Music from the Penguin Cafe (1976) – 766 jours, 841 albums

Une petite escapade dans une musique plus classique mais tout de même originale me fit le plus grand bien. J’ai écouté Music from the Penguin Cafe, un album du groupe The Penguin Cafe Orchestra.

Une musique douce, apaisante, avec des violons et une basse électrique qui imite la marche d’un manchot, m’a accueilli dès l’ouverture de ce grand théâtre, avec le morceau Penguin Cafe Single. On a effectivement l’impression d’être dans un café, en plein-air, avec des manchots qui se dandinent autour d’un petit pique-nique.

From the Colonies offre un rythme plus soutenu avec ses cordes pincées, mais toujours en conservant cette atmosphère légère, propre au style adopté par le groupe : un savant mélange de néo-classique, de jazz léger et quelques notions de new age. On a donc une musique distinguée, mais pour le moins originale, unique en son genre par les racines qui sont à la base de son inspiration et de sa création.

Milk, par exemple, est plus éthérée et distante, avec sa voix désincarnée et son aspect plus expérimental. Giles Farnaby’s Dream, par contre, fait surgir un clavecin qui est vite suivi d’un ukulélé, créant en seulement quelques instants un monde riche mêlé d’éléments en apparence trop différents pour être associés. Et pourtant !

The Sound of Someone You Love Who’s Going Away and It Doesn’t Matter, malgré son titre romantique, est en fait une longue balade douce par laquelle on se laisse bercer.

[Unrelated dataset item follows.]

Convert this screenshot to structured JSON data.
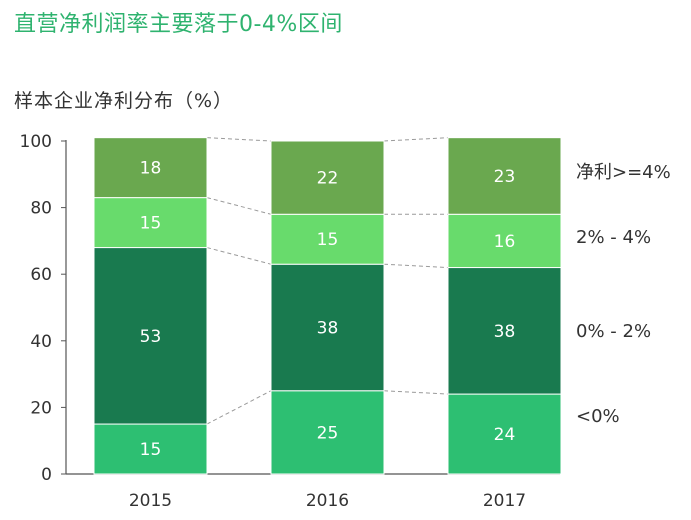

Sérieusement, je ne m’attendais pas à tomber sur ce genre d’album durant ce défi. Pourtant, force est de constater que la musique populaire et digne de mention n’est pas composée que de morceaux durs ou vides. Outre le art rock, le ambient et le jazz, il semble qu’il y ait encore un peu de place pour la musique classique et ses progénitures.

Oxygène (1976) – 769 jours, 844 albums

Je me suis ensuite gâté avec une autre belle découverte de ambient. J’ai écouté Oxygène de Jean-Michel Jarre.

Vous vous en doutez peut-être : c’est d’abord la pochette, à la fois sobre par ses couleurs et provocantes par son imagerie, qui a attiré mon attention. Il y a également le nom français de l’artiste, si rare dans cet ouvrage. Je me suis donc plongé dans cet album éthéré, aérien, électronique juste assez pour nous plonger dans l’ambiance.

Tout l’album s’écoute comme un long fleuve, avec des variations innombrables de paysage sur la rive, certaines tellement subtiles qu’elles passent inaperçues, et d’autres plus marquées, parfois entre deux morceaux ou parties de l’album. Les plus beaux passages étaient ceux contenus dans Oxygène Part 2

…et Oxygène Part 4

…ce dernier étant mon préféré.

Que dire de plus ? J’ai de plus en plus l’impression que l’électro, à plus forte raison le ambient, ressemble au jazz. Il est impossible de détailler toute la texture et les effets créés dans un morceau, il est impossible d’en raconter l’histoire. On ne peut que se plonger dans l’ambiance, dans ce monde nouveau, et écouter. Et dans le cas de cet album, je vous le conseille chaudement.